No mesmo documento, o órgão máximo do futebol brasileiro citou exemplo da Nigéria e Kuwait, que já teriam recebidos punições da Fifa por interferências externas. No Kuwait– Federação teria sido suspensa após ingerência do governo enquanto na Nigéria as decisões de tribunais interferiram na gestão esportiva.
A CBF argumenta que permitir que alguém de fora do sistema do futebol dívida a administração da FMF e que possa ser interpretado como uma interferência indevida. Isso poderia gerar punições tanto internas quanto internacionais, que vão desde restrições administrativas até a possibilidade de suspensão da CBF como membro da FIFA.A CBF confirmou que participará, por videoconferência, da audiência marcada para o dia 16 de março onde vai ser definido o futuro administrativo da Federação Maranhense de Futebol (FMF).
A entidade maranhense passa por uma gestão compartilhada entre a interventora judicial Suzan Lucena e de um representante indicado pela própria Confederação.

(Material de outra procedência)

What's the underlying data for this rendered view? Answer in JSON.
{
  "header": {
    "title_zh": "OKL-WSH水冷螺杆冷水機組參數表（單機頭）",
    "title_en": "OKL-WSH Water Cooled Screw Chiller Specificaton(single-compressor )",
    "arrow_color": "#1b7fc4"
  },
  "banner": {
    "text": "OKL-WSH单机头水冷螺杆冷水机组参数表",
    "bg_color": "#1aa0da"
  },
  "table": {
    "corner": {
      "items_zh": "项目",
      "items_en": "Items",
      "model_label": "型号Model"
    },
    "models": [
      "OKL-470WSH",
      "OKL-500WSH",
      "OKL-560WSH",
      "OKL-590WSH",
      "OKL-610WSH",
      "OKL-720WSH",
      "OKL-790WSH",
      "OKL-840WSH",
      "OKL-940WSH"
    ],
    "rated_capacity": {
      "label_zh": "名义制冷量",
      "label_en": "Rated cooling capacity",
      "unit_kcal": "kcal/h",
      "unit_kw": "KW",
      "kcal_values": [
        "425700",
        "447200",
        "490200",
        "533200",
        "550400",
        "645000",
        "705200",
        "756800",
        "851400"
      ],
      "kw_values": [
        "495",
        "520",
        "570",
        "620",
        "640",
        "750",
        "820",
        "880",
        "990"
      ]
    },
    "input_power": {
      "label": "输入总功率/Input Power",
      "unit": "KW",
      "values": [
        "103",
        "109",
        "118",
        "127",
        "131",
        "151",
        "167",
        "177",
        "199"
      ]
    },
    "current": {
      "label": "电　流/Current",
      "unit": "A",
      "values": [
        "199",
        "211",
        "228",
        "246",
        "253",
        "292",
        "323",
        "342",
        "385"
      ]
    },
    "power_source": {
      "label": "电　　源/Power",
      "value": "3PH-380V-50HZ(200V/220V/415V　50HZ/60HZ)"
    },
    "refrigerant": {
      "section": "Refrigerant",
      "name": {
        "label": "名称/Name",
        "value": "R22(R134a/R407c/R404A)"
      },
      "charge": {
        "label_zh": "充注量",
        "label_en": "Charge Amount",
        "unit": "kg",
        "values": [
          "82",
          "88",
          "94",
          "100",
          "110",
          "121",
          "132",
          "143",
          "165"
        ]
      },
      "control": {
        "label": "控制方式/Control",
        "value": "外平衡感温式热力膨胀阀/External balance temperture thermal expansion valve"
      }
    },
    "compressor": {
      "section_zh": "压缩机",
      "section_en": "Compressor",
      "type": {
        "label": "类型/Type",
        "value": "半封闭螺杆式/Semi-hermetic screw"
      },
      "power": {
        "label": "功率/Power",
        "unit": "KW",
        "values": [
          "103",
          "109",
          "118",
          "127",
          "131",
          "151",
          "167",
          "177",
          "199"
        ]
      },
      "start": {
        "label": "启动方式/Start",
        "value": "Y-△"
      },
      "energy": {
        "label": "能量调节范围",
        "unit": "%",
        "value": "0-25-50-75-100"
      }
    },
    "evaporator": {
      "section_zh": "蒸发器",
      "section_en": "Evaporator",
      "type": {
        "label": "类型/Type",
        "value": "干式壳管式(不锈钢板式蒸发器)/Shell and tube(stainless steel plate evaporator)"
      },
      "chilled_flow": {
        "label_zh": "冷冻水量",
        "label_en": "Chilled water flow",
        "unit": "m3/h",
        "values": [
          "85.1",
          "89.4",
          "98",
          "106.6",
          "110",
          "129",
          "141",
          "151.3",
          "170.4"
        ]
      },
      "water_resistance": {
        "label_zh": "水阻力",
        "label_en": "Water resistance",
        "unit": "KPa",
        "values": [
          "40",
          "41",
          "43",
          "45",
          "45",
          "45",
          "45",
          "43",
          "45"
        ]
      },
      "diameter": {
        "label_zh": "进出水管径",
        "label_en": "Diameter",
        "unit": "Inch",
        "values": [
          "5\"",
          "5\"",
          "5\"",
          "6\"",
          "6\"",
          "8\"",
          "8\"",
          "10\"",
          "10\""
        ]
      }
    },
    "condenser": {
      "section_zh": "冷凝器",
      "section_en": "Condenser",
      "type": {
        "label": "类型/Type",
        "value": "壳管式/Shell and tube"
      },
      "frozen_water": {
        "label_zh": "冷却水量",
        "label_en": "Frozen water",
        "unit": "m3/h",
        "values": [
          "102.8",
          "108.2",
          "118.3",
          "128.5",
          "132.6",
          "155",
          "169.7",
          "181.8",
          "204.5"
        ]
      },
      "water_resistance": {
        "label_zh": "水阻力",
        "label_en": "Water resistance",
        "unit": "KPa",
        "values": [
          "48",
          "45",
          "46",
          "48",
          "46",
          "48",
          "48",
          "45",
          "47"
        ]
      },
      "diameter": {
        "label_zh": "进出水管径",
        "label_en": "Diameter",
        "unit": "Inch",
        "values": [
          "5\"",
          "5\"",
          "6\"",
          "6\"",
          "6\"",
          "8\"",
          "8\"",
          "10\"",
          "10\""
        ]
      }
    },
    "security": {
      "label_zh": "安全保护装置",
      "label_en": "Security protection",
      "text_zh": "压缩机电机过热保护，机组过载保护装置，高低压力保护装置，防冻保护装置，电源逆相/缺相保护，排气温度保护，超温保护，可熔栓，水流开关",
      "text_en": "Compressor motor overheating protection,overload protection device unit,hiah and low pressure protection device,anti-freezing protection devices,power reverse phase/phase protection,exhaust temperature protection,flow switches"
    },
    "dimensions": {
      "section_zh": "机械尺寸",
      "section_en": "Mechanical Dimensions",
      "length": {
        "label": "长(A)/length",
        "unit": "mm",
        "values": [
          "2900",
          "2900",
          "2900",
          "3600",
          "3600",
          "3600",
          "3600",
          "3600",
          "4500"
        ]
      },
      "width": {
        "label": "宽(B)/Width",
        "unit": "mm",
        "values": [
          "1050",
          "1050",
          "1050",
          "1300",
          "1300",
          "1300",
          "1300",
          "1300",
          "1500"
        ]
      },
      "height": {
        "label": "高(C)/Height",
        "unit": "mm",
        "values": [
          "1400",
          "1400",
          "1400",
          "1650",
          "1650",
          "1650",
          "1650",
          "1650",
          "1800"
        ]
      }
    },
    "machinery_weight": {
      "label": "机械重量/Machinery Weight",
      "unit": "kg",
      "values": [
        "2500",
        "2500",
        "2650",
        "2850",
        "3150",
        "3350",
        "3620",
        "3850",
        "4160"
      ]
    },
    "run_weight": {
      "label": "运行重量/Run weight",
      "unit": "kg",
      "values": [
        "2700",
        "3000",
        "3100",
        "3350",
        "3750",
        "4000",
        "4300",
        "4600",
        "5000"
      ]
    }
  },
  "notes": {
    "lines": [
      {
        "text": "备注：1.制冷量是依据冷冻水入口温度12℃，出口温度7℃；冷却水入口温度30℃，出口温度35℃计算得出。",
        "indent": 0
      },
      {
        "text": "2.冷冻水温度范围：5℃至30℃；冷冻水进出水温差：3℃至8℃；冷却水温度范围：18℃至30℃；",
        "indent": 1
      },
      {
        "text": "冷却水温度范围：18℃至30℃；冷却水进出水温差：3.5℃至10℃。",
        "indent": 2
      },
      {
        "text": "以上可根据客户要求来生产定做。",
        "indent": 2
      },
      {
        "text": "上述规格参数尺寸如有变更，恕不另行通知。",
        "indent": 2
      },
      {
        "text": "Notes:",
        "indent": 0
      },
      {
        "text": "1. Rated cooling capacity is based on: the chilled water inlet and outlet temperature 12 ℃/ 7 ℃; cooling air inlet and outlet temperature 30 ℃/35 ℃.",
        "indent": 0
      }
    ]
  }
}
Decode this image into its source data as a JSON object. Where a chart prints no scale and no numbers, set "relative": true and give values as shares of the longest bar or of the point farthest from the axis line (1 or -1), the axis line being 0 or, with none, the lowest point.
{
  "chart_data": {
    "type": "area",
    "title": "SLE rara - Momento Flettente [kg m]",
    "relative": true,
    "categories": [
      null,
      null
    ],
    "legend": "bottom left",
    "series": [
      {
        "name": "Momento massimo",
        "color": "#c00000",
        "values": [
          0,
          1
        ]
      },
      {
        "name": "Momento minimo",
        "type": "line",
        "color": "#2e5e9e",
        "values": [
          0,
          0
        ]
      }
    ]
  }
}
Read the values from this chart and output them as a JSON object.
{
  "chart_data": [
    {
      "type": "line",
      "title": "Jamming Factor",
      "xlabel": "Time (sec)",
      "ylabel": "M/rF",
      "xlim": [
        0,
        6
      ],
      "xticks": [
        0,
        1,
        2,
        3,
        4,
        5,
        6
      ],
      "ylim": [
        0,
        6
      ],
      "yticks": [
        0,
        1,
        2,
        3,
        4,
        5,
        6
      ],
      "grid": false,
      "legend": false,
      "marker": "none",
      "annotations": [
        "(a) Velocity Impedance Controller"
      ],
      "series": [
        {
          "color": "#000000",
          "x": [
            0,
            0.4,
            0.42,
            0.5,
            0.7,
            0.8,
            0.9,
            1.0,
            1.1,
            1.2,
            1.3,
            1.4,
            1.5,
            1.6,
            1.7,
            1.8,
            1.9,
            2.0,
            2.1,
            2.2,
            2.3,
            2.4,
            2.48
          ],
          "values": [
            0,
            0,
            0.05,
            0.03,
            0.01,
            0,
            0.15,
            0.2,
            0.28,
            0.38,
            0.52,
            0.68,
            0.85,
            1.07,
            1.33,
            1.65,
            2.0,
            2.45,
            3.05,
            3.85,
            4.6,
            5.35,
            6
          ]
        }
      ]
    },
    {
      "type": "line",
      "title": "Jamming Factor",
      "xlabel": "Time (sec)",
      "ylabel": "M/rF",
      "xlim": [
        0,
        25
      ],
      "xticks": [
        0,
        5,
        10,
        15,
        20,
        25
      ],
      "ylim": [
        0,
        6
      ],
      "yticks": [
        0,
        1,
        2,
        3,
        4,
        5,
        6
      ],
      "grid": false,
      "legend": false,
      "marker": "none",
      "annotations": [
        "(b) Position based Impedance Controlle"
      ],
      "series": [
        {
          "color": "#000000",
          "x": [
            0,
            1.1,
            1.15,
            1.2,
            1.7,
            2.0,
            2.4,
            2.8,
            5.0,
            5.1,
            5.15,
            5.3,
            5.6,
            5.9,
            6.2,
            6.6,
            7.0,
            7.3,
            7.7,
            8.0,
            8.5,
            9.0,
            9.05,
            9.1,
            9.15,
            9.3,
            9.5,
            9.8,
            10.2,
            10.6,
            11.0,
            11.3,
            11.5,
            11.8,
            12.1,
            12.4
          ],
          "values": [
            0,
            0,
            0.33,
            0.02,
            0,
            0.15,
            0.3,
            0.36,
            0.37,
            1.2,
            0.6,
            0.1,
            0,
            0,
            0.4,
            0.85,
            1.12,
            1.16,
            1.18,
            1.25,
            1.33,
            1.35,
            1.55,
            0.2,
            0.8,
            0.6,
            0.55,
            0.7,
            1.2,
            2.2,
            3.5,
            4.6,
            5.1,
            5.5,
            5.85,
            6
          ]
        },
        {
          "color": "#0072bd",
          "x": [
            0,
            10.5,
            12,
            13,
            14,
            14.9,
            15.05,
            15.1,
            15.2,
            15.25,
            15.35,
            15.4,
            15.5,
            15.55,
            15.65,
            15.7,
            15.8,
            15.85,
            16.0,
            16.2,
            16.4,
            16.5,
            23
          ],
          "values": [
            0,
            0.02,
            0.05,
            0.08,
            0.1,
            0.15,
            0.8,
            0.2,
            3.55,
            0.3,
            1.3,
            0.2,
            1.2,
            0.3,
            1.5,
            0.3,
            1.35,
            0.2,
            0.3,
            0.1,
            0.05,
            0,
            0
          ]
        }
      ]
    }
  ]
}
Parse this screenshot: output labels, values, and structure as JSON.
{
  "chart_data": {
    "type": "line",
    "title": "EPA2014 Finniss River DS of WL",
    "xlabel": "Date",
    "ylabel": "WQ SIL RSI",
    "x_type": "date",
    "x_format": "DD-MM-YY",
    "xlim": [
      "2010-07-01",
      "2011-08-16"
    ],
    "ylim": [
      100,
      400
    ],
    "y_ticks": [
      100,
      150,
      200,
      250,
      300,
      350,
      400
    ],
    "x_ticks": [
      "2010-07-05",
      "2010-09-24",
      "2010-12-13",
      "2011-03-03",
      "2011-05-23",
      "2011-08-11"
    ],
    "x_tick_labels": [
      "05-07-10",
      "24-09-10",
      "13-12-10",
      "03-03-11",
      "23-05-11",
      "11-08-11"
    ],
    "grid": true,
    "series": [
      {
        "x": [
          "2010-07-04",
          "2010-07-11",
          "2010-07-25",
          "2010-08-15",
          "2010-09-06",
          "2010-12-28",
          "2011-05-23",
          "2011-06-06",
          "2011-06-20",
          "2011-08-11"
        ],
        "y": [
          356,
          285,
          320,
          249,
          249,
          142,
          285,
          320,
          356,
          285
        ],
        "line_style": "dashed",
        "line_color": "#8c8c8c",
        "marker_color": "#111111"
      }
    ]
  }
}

Esse modelo de gestão foi determinado pelo ministro do Supremo Tribunal Federal (STF), Flavio Dino até que novas eleições sejam realizadas. Suzan Lucena assumiu a FMF no ano passado, depois que o juiz Douglas de Melo Martins da Vara de Interesse Difusos e Coletivos de São Luís determinou o afastamento do ex-presidente Antônio Américo e toda cúpula da entidade esportiva, por suposta falta de transparência na administração do órgão.